7 THE KING OF COMEDY Martin Scorsese, 1982
Another brilliant attack on television and hero worship (written by a film critic), this is probably Scorsese and Robert De Niro at their most playful and on-target. They get all the big laughs, but it's in the repeat viewings that you notice all the sneaky gags and painful insights. De Niro shows a surprisingly agile gift for humour, as well as his usual fearlessness, but the show is nearly stolen by Jerry Lewis.
8 CRUMB Terry Zwigoff, 1995
A documentary on the cartoonist Robert Crumb that is just too weird and wonderful to try and explain. To listen to Crumb talk is as close to science fiction as I ever want to get, yet he somehow makes perfect sense. And he's the sane one in the family. This quick history of a restless soul and ravenous mind is so good it hurts: Zwigoff has managed to capture lightning, if not in a bottle, at least on the screen for a moment. If you know the artist's work then all the better, but it's not required viewing. The film, however, should be.
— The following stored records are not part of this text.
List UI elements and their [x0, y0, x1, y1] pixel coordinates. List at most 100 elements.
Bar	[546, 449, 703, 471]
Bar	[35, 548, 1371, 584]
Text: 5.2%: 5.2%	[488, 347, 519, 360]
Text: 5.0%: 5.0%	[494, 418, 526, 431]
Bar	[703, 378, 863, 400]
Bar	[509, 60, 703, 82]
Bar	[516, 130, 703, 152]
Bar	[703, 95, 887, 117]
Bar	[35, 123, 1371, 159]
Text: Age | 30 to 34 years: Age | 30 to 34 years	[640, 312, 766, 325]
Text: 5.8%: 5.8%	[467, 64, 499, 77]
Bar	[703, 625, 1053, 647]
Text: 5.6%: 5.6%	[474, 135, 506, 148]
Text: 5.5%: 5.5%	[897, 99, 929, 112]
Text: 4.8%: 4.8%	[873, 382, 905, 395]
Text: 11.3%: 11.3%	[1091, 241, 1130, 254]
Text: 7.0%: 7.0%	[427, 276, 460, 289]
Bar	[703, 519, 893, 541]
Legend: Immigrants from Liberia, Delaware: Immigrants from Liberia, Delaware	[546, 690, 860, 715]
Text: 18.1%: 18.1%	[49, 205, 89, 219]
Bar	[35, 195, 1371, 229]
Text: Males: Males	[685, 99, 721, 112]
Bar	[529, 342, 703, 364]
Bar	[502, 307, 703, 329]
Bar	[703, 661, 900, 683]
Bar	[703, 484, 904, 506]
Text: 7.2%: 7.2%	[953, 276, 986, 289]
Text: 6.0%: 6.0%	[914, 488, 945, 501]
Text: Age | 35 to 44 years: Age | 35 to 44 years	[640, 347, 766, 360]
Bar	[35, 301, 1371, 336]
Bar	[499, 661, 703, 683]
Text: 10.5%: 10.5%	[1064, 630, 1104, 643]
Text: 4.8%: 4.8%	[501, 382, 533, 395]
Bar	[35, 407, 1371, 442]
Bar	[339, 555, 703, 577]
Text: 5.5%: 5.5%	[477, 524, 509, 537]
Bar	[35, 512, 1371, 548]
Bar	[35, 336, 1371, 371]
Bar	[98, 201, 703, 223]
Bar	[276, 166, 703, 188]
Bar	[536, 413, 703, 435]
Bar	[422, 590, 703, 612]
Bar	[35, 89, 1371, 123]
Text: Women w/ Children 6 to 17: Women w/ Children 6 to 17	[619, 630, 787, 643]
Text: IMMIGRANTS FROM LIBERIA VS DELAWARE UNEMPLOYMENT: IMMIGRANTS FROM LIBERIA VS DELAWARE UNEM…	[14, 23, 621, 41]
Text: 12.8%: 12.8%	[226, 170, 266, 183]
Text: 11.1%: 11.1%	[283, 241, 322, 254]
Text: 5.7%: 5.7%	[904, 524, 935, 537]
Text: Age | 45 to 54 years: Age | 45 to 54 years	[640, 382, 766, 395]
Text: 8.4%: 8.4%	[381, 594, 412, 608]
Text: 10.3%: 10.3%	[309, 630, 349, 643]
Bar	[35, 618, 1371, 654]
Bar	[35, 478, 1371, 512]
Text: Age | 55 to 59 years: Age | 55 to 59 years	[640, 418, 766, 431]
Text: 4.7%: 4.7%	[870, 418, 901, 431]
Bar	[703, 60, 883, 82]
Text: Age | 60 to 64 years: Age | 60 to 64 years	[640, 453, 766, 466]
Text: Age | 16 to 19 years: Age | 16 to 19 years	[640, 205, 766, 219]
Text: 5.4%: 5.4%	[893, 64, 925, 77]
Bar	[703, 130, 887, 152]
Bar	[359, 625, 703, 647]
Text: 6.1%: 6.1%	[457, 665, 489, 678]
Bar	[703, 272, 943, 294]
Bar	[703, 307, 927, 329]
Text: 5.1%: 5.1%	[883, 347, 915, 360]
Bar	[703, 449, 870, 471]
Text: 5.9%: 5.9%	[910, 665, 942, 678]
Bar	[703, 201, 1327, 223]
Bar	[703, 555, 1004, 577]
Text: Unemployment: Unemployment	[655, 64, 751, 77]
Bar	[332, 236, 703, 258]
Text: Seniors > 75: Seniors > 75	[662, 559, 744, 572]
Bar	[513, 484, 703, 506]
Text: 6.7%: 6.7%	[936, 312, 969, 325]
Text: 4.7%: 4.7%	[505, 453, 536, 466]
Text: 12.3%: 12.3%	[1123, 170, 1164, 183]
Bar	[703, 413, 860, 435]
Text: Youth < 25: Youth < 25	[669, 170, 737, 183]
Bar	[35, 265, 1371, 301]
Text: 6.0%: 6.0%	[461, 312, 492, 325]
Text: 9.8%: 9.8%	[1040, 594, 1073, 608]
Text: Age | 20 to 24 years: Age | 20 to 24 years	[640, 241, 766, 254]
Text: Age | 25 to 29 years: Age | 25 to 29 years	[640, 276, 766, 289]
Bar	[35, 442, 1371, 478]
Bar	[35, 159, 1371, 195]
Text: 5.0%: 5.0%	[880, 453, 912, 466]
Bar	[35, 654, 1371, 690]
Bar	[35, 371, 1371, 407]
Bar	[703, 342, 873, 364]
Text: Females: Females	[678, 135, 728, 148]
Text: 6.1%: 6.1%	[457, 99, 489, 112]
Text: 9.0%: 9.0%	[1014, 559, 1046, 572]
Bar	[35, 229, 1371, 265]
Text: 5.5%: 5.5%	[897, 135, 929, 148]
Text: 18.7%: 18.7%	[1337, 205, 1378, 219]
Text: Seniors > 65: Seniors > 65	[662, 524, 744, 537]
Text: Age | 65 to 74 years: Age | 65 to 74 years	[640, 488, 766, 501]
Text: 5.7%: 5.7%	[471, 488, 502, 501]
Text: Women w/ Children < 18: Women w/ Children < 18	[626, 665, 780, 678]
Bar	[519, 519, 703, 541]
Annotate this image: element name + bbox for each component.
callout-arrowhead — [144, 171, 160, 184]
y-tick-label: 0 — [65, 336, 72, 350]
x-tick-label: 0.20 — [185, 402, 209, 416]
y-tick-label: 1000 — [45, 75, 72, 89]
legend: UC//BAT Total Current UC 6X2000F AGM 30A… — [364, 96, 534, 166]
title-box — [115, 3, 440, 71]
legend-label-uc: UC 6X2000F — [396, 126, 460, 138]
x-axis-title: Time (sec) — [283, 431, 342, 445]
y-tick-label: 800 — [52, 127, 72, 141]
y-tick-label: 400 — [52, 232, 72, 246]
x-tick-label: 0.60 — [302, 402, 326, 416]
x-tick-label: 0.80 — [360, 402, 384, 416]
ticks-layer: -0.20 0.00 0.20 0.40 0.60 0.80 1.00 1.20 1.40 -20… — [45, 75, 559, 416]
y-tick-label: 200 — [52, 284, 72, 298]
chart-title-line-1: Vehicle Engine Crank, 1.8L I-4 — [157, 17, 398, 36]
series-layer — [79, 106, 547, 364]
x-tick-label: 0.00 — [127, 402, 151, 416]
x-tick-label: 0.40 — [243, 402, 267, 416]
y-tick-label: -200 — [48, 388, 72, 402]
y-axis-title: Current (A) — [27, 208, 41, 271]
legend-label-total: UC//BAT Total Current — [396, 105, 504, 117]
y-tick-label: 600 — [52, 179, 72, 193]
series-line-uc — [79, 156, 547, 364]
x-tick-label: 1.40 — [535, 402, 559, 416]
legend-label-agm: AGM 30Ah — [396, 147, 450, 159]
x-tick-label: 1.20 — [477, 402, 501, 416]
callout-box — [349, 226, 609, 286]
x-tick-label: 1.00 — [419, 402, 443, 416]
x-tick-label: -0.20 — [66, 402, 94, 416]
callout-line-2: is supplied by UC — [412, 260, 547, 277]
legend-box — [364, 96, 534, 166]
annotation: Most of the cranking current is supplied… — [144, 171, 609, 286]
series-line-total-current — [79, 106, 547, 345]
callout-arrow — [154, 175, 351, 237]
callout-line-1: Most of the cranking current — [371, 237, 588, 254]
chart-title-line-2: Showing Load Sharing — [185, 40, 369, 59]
9 FARGO The Coen Brothers, 1995
Pick just about any film by the Brothers Coen and you can make an argument for it landing on a list of good black comedies. Fargo is simply the one where everything - and I mean everything - seems to go right. The laughs are plentiful and often painful, but never too distant or cold. The violence is knockout but never without reason or too cartoonish. This is an amazing screenplay that simply unfolds in its own sweet, casual way, punctuated by horrific body blows that will drop you to your knees. William H Macy makes you weep; Frances McDormand gives you hope.
10 THE IDIOTS Lars von Trier, 1998
The Celebration (another very dark comedy from Denmark) seemed to take all the glory when The Idiots first appeared, but it is Von Trier's movie that continues to capture my imagination. Both films were made under the rigid principles of Dogme 95, but I don't give a damn about that: all that matters is if the work is good. And it is. The Idiots follows the exploits of a group of raging fools, all "normal" people who decide that it is fun to act like idiots in public. The cast of mostly unknowns strip down, both literally and figuratively, to get to the heart of darkness. The Celebration has a sucker punch that will emotionally knock you down, but it is The Idiots that's so real it scares you. Oh, and it's as funny as hell.